“Insured mortgage lending is almost riskless and costless to lenders.”—Finn Poschmann (Source)
Really?
This statement implies that lenders are getting a free lunch off the taxpayer’s back…that lenders reap all the profits and offload almost all their risk to unsuspecting Joe Sixpack and Grandma Millie.
Let’s examine that for a brief moment.
In the first place, describing insured lending as “costless” is as amusing as it is perplexing. It’s quite difficult to launch and operate a successful underwriting and mortgage funding operation without:
- A multi-million dollar upfront investment (sourced by people who expect to see their money back).
- Significant capital (to be an insurer-approved lender, MBS/CMB participant, etc.).
- Highly experienced personnel (with good reputations).
- Ongoing expenses.
Such expenses become prohibitive if your arrears are abnormal and you get banned from securitizing (selling) your mortgages.
And riskless? Finn, if you want to see how riskless insured lending is, try:
a) starting a lender
b) underwriting poorly
c) incurring excess defaults
d) getting shut off by the insurers
e) going out of business and losing all or most of your capital.
Then write another column about how riskless your lender experience was.
Lenders have no shortage of incentive to manage exposure, keep lending and stay solvent—mortgage insurance or not.
See related: Skin in the Game
Rob McLister, CMT
Not your best article. Obviously Finn is comparing the costs of insured lending to uninsured lending with that statement. It seems you are wilfully misinterpreting his statement to mean that lenders don’t have costs.
Clearly the costs and risks involved in an insured loan are far less than those of an uninsured loan. Pointing to the cost of setting up a lending business as proof Finn is wrong is a red herring.
Rob, Finn did say “almost” so I don’t think it’s fair to take him so thoroughly literally — think “relative to doing the same business without the benefit of insurance.”
Don’t you think CMHC insurance heavily affected lending in the last decade, and potentially for the worse from a risk management perspective? Do you think major lenders would’ve competed so hard in rate wars in the past few years, while simultaneously begging the government for intervention, without easy access to bulk insurance? Now that the bulk insurance game has changed, wouldn’t you agree that behavior has already stopped?
Hi LS,
Housing finance critics don’t hand out “best article” awards to those who argue against their position. So I’m not surprised by your response.
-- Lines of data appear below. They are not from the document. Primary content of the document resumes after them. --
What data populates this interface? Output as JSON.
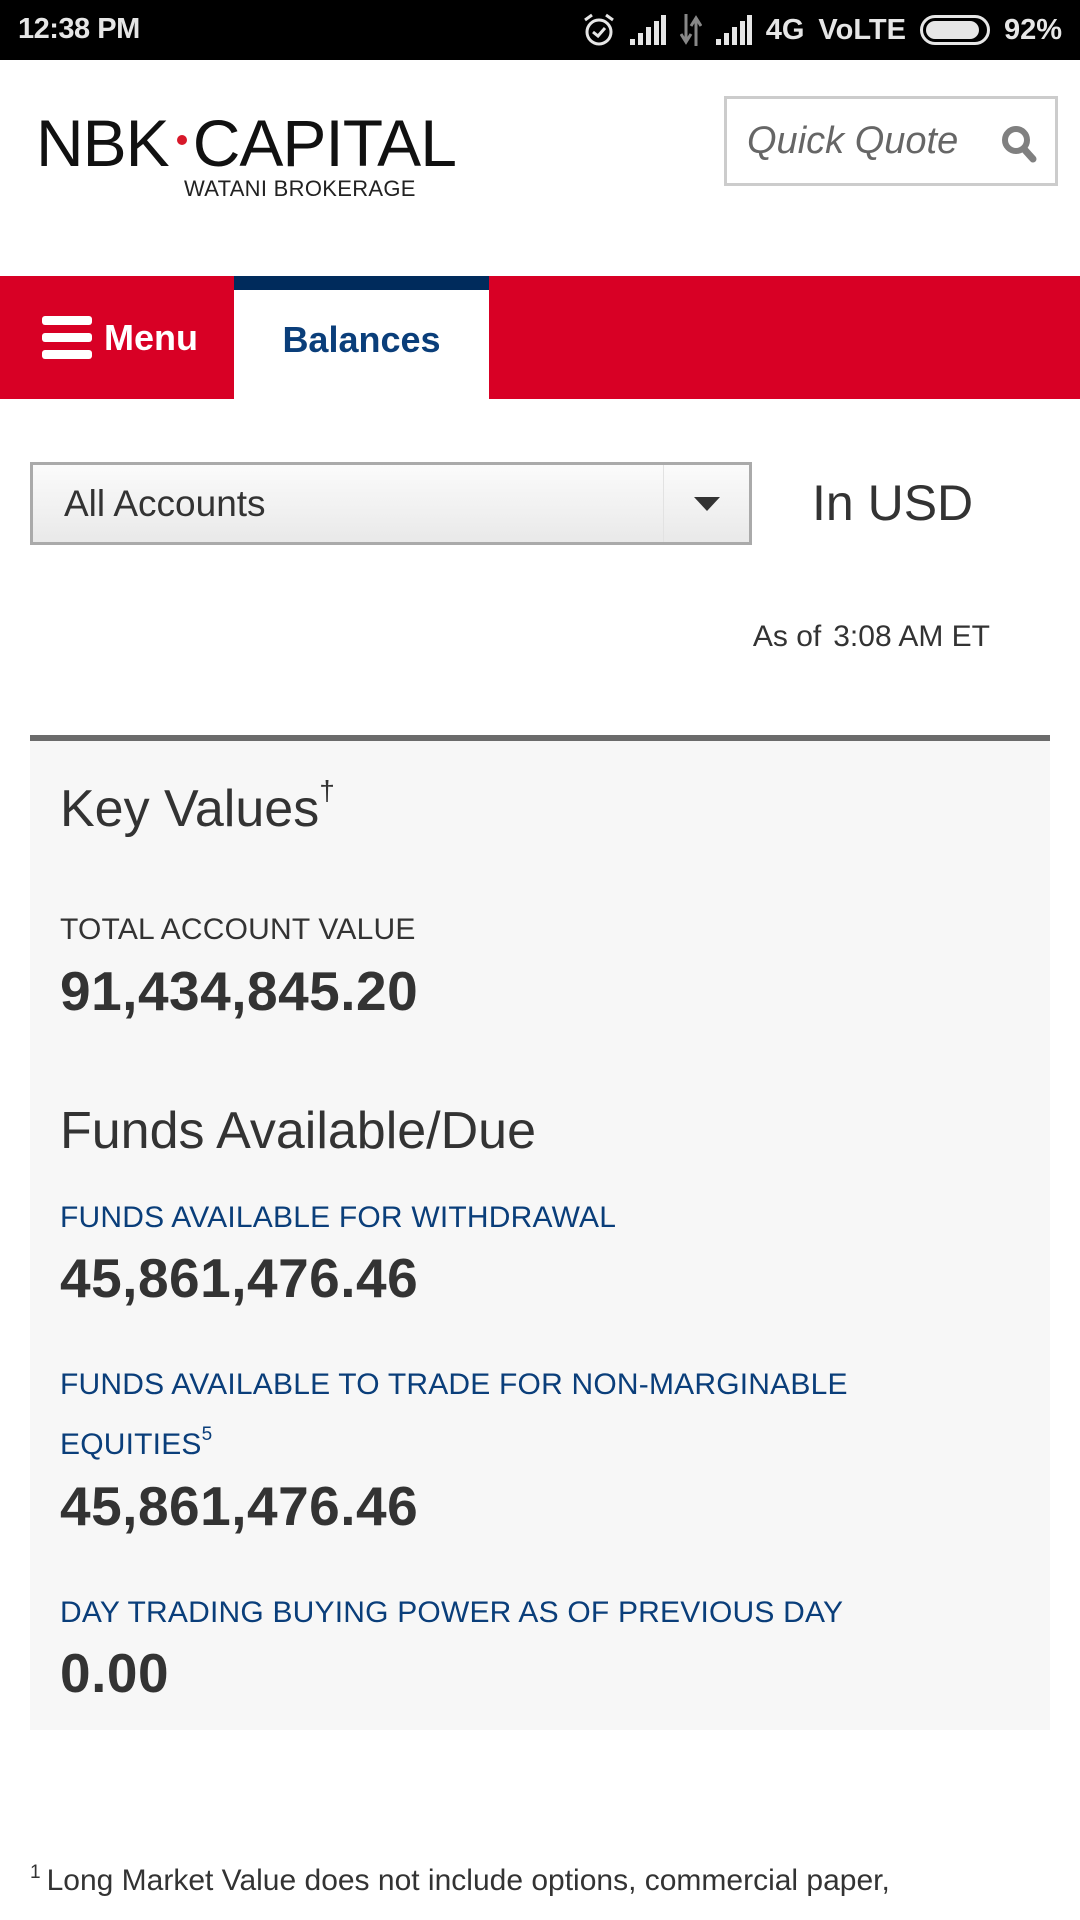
{
  "status_bar": {
    "time": "12:38 PM",
    "network": "4G",
    "volte": "VoLTE",
    "battery": "92%",
    "battery_level": 0.92,
    "icons": [
      "alarm-icon",
      "signal-icon",
      "data-transfer-icon",
      "signal-icon",
      "battery-icon"
    ]
  },
  "header": {
    "logo_left": "NBK",
    "logo_right": "CAPITAL",
    "logo_sub": "WATANI BROKERAGE",
    "logo_dot_color": "#d7182a",
    "quick_quote_placeholder": "Quick Quote",
    "quick_quote_icon": "search-icon"
  },
  "nav": {
    "menu_label": "Menu",
    "menu_icon": "hamburger-icon",
    "active_tab": "Balances",
    "bar_color": "#d80025",
    "active_indicator_color": "#002b5c"
  },
  "filters": {
    "account_selected": "All Accounts",
    "currency_label": "In USD"
  },
  "as_of": {
    "prefix": "As of",
    "time": "3:08 AM ET"
  },
  "key_values": {
    "title": "Key Values",
    "title_mark": "†",
    "total_account_value_label": "TOTAL ACCOUNT VALUE",
    "total_account_value": "91,434,845.20"
  },
  "funds": {
    "title": "Funds Available/Due",
    "items": [
      {
        "label": "FUNDS AVAILABLE FOR WITHDRAWAL",
        "label_line2": "",
        "footnote": "",
        "value": "45,861,476.46"
      },
      {
        "label": "FUNDS AVAILABLE TO TRADE FOR NON-MARGINABLE",
        "label_line2": "EQUITIES",
        "footnote": "5",
        "value": "45,861,476.46"
      },
      {
        "label": "DAY TRADING BUYING POWER AS OF PREVIOUS DAY",
        "label_line2": "",
        "footnote": "",
        "value": "0.00"
      }
    ],
    "label_color": "#0a3e7a"
  },
  "footnote": {
    "number": "1",
    "text": "Long Market Value does not include options, commercial paper,"
  }
}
That said, your wilful misinterpretation comment is far off-base. Poschman’s comment, as written, was not limited or qualified and the response above was on point. I couldn’t disagree more on the conclusion that “costs and risks involved in an insured loan are far less than those of an uninsured loan.” They are obviously somewhat less on a per mortgage funding cost basis, but there are many other initial and ongoing expenses in the mortgage business. To say that insured lending is “far less” costly is an overstatement that misleads the public and ignores what lenders have on the line if they’re not prudent.
On that last point, let’s not forget the context here. Poschman’s underlying and highly debatable argument is that a moral hazard exists (since lenders can offload risk on the hapless public and enjoy “almost…costless” lending). He misuses that “almost riskless and costless” argument to make his point.
All the best…
Hi MF,
It’s easy to argue that “almost” is inaccurate, and it certainly doesn’t reduce the impact of his statement when read by a highly impressionable public in a national newspaper.
To your second paragraph, the question is, did mortgage insurance encourage lenders to take unreasonable risks? The answer in general is no, and loan performance data backs that up.
Do you mean the low arrears rate? That’s a lagging indicator and I think it’s several years too early to declare an outcome. Alternately, a renewal crisis (or regulatory changes to prevent one, such as continued artificially low interest rates) would support the moral hazard hypothesis without requiring high arrears.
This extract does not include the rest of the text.